Оставшийся вариант показывает, что речь не идёт о вольности сказителя, поскольку здесь «промежуточный» женский персонаж - жена самого правителя. За исцеление раненой дочери она своей властью, как полноправная хозяйка, обещает отдать её в жёны Ахсартагу. Отцу при этом отводится второстепенная, если не сказать эпизодическая, роль. Кажется, его упоминание здесь служит лишь одному - примирению главенствующего положения матери, унаследованного, очевидно, от древней схемы сказания, с привычными для сказителя патриархальными реалиями.
Ощущение большой значимости матери или замещающего её персонажа подтверждается девятью вариантами сказаний данной сюжетной группы, где главой донбеттыров выступает только мать без какого-либо упоминания отца-правителя. Сюда же примыкают три варианта, в которых мать замещают сёстры, причём в одном из них говорится, что за столом они сидят «выше» братьев, то есть занимают более высокое положение во внутрисемейной иерархии. Из оставшихся двух вариантов в одном героя встречают мать и отец, а в другом о родителях раненой девушки и вовсе нет никаких упоминаний.
Бледная и схематичная фигура отца несопоставима с образом властной матери донбеттыров. В ряде вариантов имеются описания её выдающейся внешности, правда, диаметрально противоположного характера.
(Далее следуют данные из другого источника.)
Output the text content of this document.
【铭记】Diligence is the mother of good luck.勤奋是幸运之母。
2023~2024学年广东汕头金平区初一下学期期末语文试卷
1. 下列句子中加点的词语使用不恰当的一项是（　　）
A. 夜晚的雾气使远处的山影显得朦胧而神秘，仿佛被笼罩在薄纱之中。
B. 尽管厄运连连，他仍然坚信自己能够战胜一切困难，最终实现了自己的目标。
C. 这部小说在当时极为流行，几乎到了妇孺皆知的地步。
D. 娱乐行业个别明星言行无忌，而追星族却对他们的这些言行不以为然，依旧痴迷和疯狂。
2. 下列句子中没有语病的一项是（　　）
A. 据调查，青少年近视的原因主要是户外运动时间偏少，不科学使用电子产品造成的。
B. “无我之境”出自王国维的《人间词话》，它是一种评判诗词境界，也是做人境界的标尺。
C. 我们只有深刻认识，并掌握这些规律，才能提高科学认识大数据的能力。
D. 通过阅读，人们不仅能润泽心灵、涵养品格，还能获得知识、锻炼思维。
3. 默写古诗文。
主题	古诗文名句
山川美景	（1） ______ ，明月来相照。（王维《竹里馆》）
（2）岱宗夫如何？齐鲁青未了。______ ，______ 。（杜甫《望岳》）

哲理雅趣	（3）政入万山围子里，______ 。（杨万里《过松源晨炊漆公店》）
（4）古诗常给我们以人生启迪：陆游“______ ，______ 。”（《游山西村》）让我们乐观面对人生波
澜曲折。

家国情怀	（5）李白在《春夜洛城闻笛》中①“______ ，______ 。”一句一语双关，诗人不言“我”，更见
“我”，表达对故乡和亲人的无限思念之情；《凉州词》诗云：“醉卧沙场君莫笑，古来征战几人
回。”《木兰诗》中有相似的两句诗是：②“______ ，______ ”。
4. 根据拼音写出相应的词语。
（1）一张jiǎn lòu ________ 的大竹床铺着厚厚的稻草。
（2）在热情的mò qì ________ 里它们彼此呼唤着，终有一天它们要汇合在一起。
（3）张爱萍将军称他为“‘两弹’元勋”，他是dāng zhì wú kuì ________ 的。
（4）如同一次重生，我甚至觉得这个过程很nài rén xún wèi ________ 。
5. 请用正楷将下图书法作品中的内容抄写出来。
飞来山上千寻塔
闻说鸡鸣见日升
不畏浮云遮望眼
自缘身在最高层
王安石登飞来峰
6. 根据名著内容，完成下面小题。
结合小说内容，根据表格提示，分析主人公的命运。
В одном случае мать донбеттыров предстаёт несравненной красавицей: æ кондæн дæр, æ уиндæн дæр æмбал н'адтæй («не было ей равных в стройности и красоте»).
Наиболее очевидное сходство матери донбеттыров и лягушки иранского мифа - их гигантские размеры. Сказитель называет мать донбеттыров великаншей, сравнивает её с горным кряжем, а противница иранского Гокарна - самое крупное из творений Ахримана. Её огромная величина характеризуется необычной способностью раскусывать надвое едва ли не все создания Ормазда. Похожей чертой наделяется и мать донбеттыров, встретившая Ахсартага не очень дружелюбными словами: («Съела бы я тебя, сгодился бы ты мне, чтобы поковырять тобой в зубах»). И в это легко поверить, учитывая имеющееся во всех вариантах описание её чудовищных клыков.
При всех своих устрашающих характеристиках мать донбеттыров не обнаруживает каких-либо явных признаков зооморфизма. Однако её дочь (иначе - ипостась, воспринявшая некоторые её функции) определённо такими чертами обладает, выступая в образе разных представителей водной фауны. В одном варианте дочь Уазыхъхъ сравнивается с рыбой, а её имя - Кæсагуыр - означает «имеющая тело рыбы» и может указывать, как на способность превращаться в рыбу, так и на устойчивое зооморфное обличье. Ещё более важен другой вариант, в котором она выступает в виде лягушки (6, т. III, с. 291), что позволяет допустить (хотя и опосредованно, через дочь) возможность такого же зооморфного воплощения и для матери донбеттыров... (Дарчиев А. В.).